During a virtual Targeted Oncology Case-Based Roundtable event, Ezra Cohen, MD, professor of Medicine, associate director, Translational Science Chief, Division of Hematology-Oncology, codirector, San Diego Center for Precision Immunotherapy, Moores Cancer Center at US San Diego Health, lead a discussion on the efficacy of cemiplimab-rwlc (Libtayo) for the treatment of cutaneous squamous cell carcinoma.

Targeted OncologyTM: What do the National Comprehensive Cancer Network (NCCN) guidelines recommend for treating a patient like this?

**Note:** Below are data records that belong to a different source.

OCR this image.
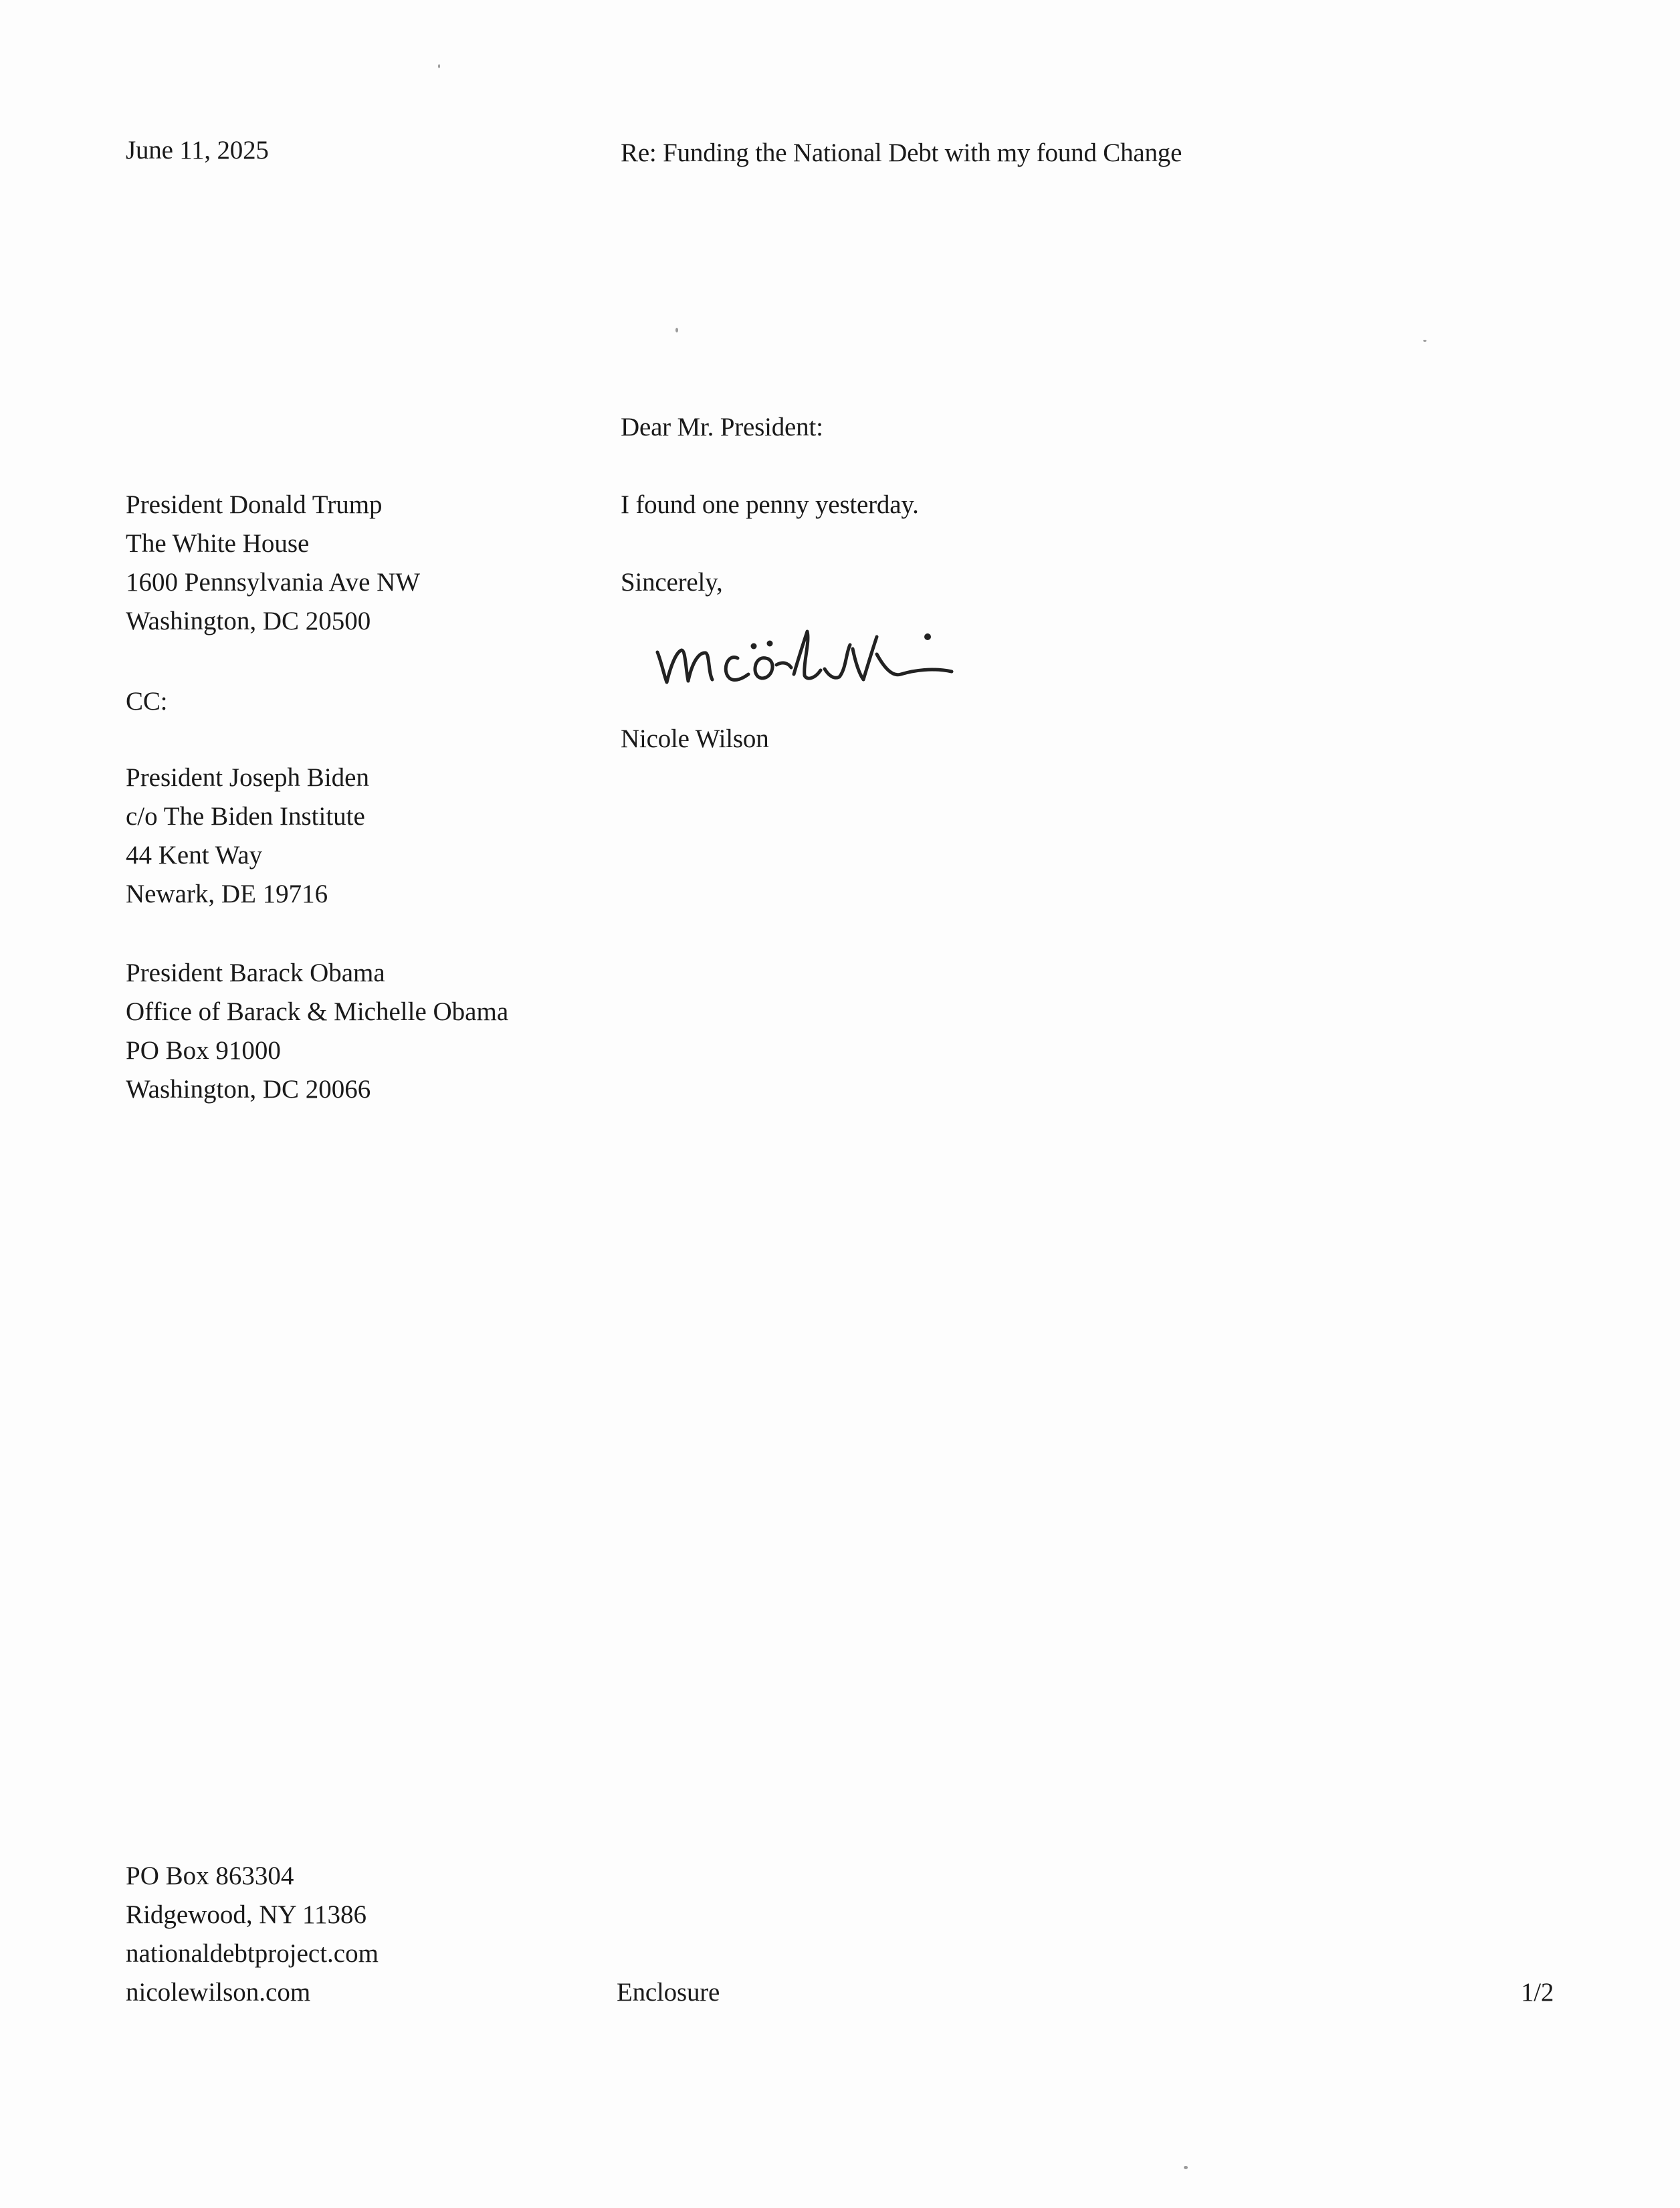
June 11, 2025	Re: Funding the National Debt with my found Change
Dear Mr. President:
I found one penny yesterday.
Sincerely,
Nicole Wilson
President Donald Trump
The White House
1600 Pennsylvania Ave NW
Washington, DC 20500
CC:
President Joseph Biden
c/o The Biden Institute
44 Kent Way
Newark, DE 19716
President Barack Obama
Office of Barack & Michelle Obama
PO Box 91000
Washington, DC 20066
PO Box 863304
Ridgewood, NY 11386
nationaldebtproject.com
nicolewilson.com	Enclosure	1/2
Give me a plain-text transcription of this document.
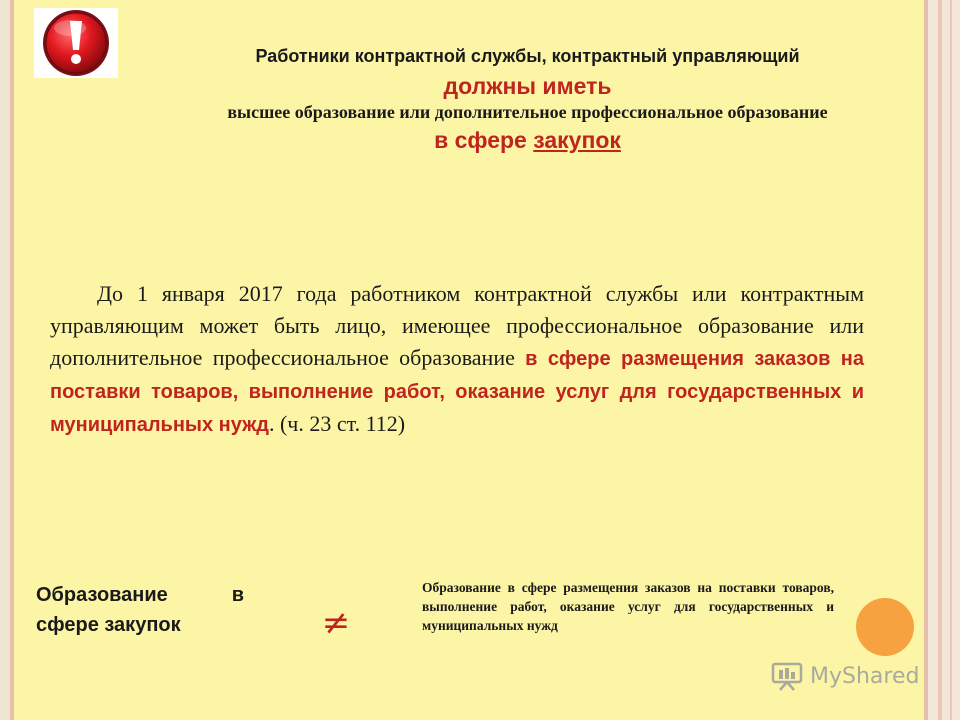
Работники контрактной службы, контрактный управляющий
должны иметь
высшее образование или дополнительное профессиональное образование
в сфере закупок
До 1 января 2017 года работником контрактной службы или контрактным управляющим может быть лицо, имеющее профессиональное образование или дополнительное профессиональное образование в сфере размещения заказов на поставки товаров, выполнение работ, оказание услуг для государственных и муниципальных нужд. (ч. 23 ст. 112)
Образование в сфере закупок	≠
Образование в сфере размещения заказов на поставки товаров, выполнение работ, оказание услуг для государственных и муниципальных нужд
MyShared
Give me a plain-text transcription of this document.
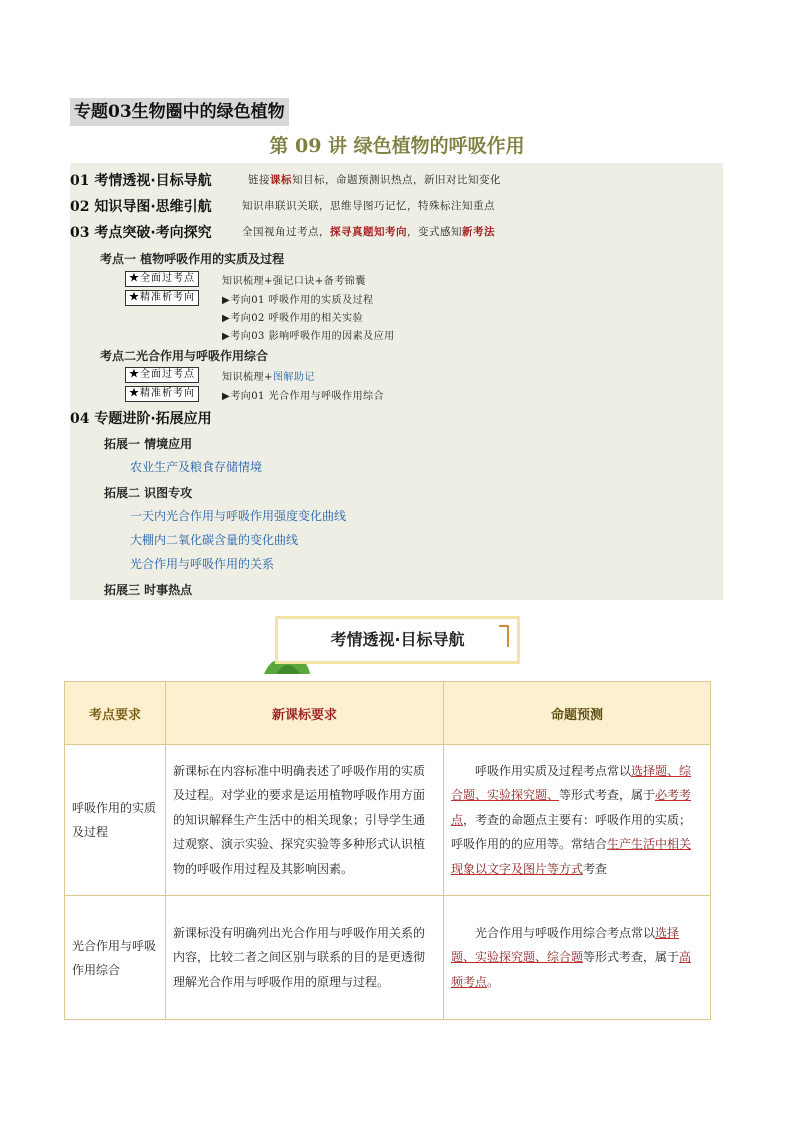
专题03生物圈中的绿色植物
第 09 讲 绿色植物的呼吸作用
01 考情透视·目标导航	链接课标知目标，命题预测识热点，新旧对比知变化
02 知识导图·思维引航	知识串联识关联，思维导图巧记忆，特殊标注知重点
03 考点突破·考向探究	全国视角过考点，探寻真题知考向，变式感知新考法
考点一 植物呼吸作用的实质及过程
★全面过考点	知识梳理+强记口诀+备考锦囊
★精准析考向	▶考向01 呼吸作用的实质及过程
▶考向02 呼吸作用的相关实验
▶考向03 影响呼吸作用的因素及应用
考点二光合作用与呼吸作用综合
★全面过考点	知识梳理+图解助记
★精准析考向	▶考向01 光合作用与呼吸作用综合
04 专题进阶·拓展应用
拓展一 情境应用
农业生产及粮食存储情境
拓展二 识图专攻
一天内光合作用与呼吸作用强度变化曲线
大棚内二氧化碳含量的变化曲线
光合作用与呼吸作用的关系
拓展三 时事热点
考情透视·目标导航
考点要求	新课标要求	命题预测
呼吸作用的实质及过程	新课标在内容标准中明确表述了呼吸作用的实质及过程。对学业的要求是运用植物呼吸作用方面的知识解释生产生活中的相关现象；引导学生通过观察、演示实验、探究实验等多种形式认识植物的呼吸作用过程及其影响因素。	呼吸作用实质及过程考点常以选择题、综合题、实验探究题、等形式考查，属于必考考点，考查的命题点主要有：呼吸作用的实质；呼吸作用的的应用等。常结合生产生活中相关现象以文字及图片等方式考查
光合作用与呼吸作用综合	新课标没有明确列出光合作用与呼吸作用关系的内容，比较二者之间区别与联系的目的是更透彻理解光合作用与呼吸作用的原理与过程。	光合作用与呼吸作用综合考点常以选择题、实验探究题、综合题等形式考查，属于高频考点。
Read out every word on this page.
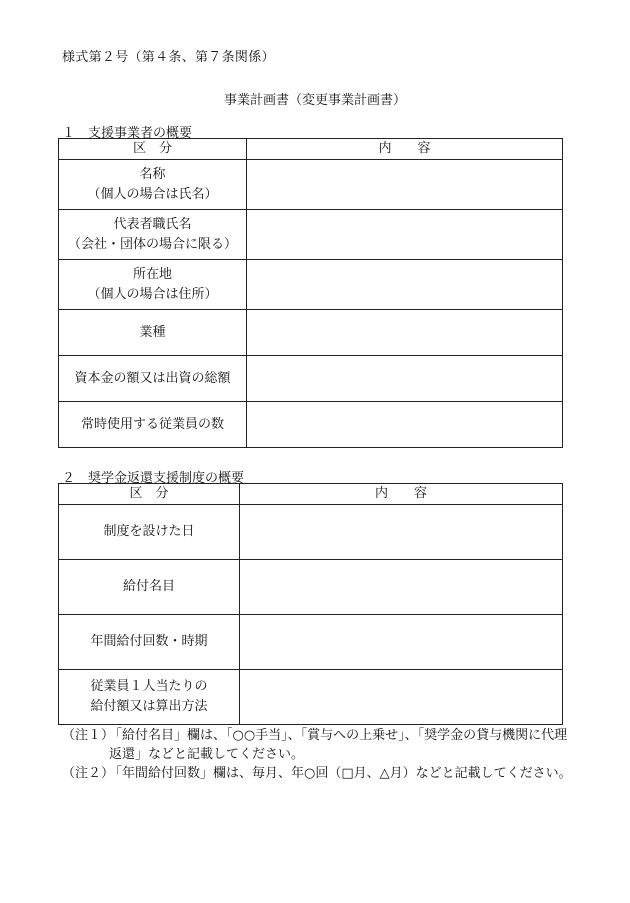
様式第２号（第４条、第７条関係）
事業計画書（変更事業計画書）
１　支援事業者の概要
区　分	内　　容

名称
（個人の場合は氏名）	

代表者職氏名
（会社・団体の場合に限る）	

所在地
（個人の場合は住所）	

業種	

資本金の額又は出資の総額	

常時使用する従業員の数	

２　奨学金返還支援制度の概要
区　分	内　　容

制度を設けた日	

給付名目	

年間給付回数・時期	

従業員１人当たりの
給付額又は算出方法	

（注１）
「給付名目」欄は、「○○手当」、「賞与への上乗せ」、「奨学金の貸与機関に代理返還」などと記載してください。
（注２）
「年間給付回数」欄は、毎月、年○回（□月、△月）などと記載してください。
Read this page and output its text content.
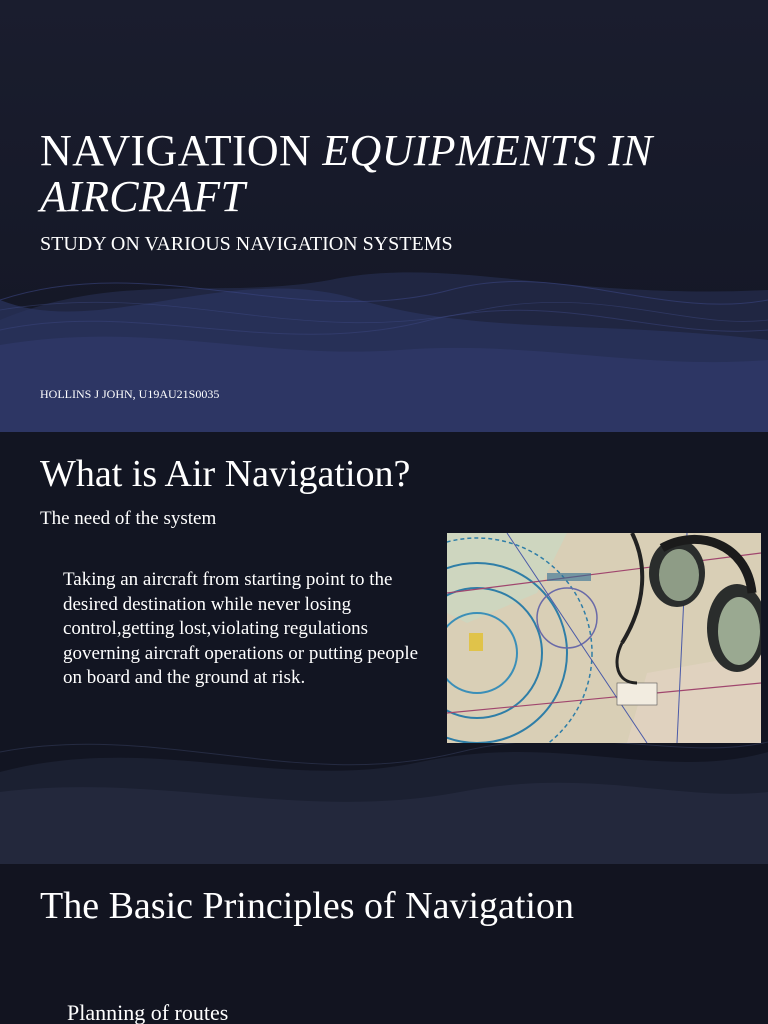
NAVIGATION EQUIPMENTS IN
AIRCRAFT
STUDY ON VARIOUS NAVIGATION SYSTEMS
HOLLINS J JOHN, U19AU21S0035
What is Air Navigation?
The need of the system
Taking an aircraft from starting point to the desired destination while never losing control,getting lost,violating regulations governing aircraft operations or putting people on board and the ground at risk.
The Basic Principles of Navigation
Planning of routes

COHEN: The NCCN would say systemic therapy is not recommended [for a patient with cSCC] who has regional disease but is, in theory, resectable and local disease amenable to surgery.1 However, given that this is a fairly extensive surgery, I think one could consider systemic therapy alone with either an anti–PD-1 antibody or a clinical trial. I don’t think there is necessarily a wrong answer between the 2 top choices. Certainly, it hinges on the resectability in that conversation with the surgeon.

What study led to the approval of cemiplimab, which was used for this patient?

The [phase 2] EMPOWER-CSCC 1 [NCT02760498] trial that was done in 3 [adult patients] groups [led to the approval for this patient population]. Group 1 was patients with metastatic [disease] including nodal metastases or distant metastases. Group 2 was patients with locally advanced disease. And then Group 3 was patients with metastatic disease, but they were treated with a fixed dose of cemiplimab rather than a weight-based regimen like in groups 1 and 2. Objective response was the primary end point in all 3 groups.2

Patients had to have RECIST measurable disease, and in group 2 the lesion had to be nonamenable to curative surgery or curative radiation therapy. These are patients who had locally advanced disease but did not have curative options for one reason or another.

One thing to note about the exclusion—patients could not have a history of autoimmune disease, and they also could not have solid organ transplant. That’s important to note because skin cancers [such as] cSCC do occur more frequently in patients with solid organ transplants, but those patients would not have been included in the studies.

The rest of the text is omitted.